Hispanic, Latino, Latinx, Chicano, Boricua and Dominicano are just a few ways people of Latin heritage refer to themselves based on their country of origin. Boricua, for example, refers to an individual from Puerto Rico, Chicano refers to those who are Mexican-American and Dominicano refers to those from the Dominican Republic. Latinx is a term which has recently emerged, that, according to the Oxford dictionary, is a gender-neutral way to refer to someone from a Latin American country, rather than the gendered terms Latino and Latina.

Considering the event was open to all students, not only those in S.A.L.S.A, Javae Cross and Jessica Chavez-Mondragon, both UNCG juniors studying biology and social work respectively, also attended the event.

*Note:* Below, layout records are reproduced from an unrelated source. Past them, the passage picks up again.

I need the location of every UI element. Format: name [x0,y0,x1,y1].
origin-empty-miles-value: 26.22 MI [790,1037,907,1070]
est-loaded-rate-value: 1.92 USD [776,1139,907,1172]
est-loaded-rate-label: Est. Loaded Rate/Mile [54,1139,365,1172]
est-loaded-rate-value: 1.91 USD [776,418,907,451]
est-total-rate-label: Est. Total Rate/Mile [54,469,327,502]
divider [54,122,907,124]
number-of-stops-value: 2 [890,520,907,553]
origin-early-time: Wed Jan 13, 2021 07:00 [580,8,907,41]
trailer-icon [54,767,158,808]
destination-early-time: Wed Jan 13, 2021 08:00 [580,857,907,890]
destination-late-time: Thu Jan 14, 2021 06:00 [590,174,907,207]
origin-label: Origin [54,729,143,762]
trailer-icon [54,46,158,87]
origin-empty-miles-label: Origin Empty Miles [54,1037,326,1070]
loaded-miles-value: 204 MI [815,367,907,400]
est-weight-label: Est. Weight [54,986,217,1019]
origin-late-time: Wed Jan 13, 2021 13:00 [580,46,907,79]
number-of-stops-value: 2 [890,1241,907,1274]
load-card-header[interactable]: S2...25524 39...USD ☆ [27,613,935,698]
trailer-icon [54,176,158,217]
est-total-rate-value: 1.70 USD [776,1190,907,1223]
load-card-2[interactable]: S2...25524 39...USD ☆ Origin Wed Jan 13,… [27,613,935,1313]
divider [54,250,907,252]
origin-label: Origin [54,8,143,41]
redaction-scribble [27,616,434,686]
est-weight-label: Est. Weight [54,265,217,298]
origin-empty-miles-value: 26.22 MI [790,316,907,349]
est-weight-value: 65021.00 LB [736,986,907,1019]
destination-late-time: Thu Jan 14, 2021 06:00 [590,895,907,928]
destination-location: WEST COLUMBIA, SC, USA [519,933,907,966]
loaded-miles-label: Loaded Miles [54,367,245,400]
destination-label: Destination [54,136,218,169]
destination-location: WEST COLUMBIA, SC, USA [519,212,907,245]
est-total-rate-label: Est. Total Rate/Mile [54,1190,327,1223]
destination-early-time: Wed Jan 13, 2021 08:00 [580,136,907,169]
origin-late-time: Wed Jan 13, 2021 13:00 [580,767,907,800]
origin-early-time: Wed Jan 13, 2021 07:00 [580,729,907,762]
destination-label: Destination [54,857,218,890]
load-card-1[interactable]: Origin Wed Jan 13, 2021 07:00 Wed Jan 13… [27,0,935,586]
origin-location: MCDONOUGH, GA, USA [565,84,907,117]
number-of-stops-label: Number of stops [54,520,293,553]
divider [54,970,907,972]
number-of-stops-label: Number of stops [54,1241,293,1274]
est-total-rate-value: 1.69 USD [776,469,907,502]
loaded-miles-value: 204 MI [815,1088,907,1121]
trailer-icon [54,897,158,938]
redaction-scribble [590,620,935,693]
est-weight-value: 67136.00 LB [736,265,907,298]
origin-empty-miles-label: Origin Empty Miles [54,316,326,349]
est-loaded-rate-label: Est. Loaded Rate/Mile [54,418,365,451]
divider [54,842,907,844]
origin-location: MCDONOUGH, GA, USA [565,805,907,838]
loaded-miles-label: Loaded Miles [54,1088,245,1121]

UNCG junior, Jessica Chavez-Mondragon, said she felt as though events like these are important because “not many people are aware of the specifics about the Latin culture and it’s good for people to come in and explore and take a look at how it is and see how much they would like it.” Chavez-Mondragon also said that the Fiesta at the Fountain reminded her of a quinseañera, a coming of age tradition in Latin American culture, that celebrates a girl’s 15th birthday.

Event attendee and UNCG junior, Javae Cross, said, “The thing I like about these types of events is that it brings people together. Everyone’s dancing, even those who don’t know how to do the dances, are still trying something new.”

The dance performances began at 7.30 p.m., with three separate routines from the UNCG dance group, “Ritmo Latino.”

Once the performances concluded, S.A.L.S.A President, Natalia Newman said, “We hosted this event in honor of Hispanic Heritage month, we’re almost at the end of the month, and this is just a big bang to end off Hispanic Heritage month.” At this time, music was played for everyone to dance to as the deejay lights reflected on the cafeteria building and fountain.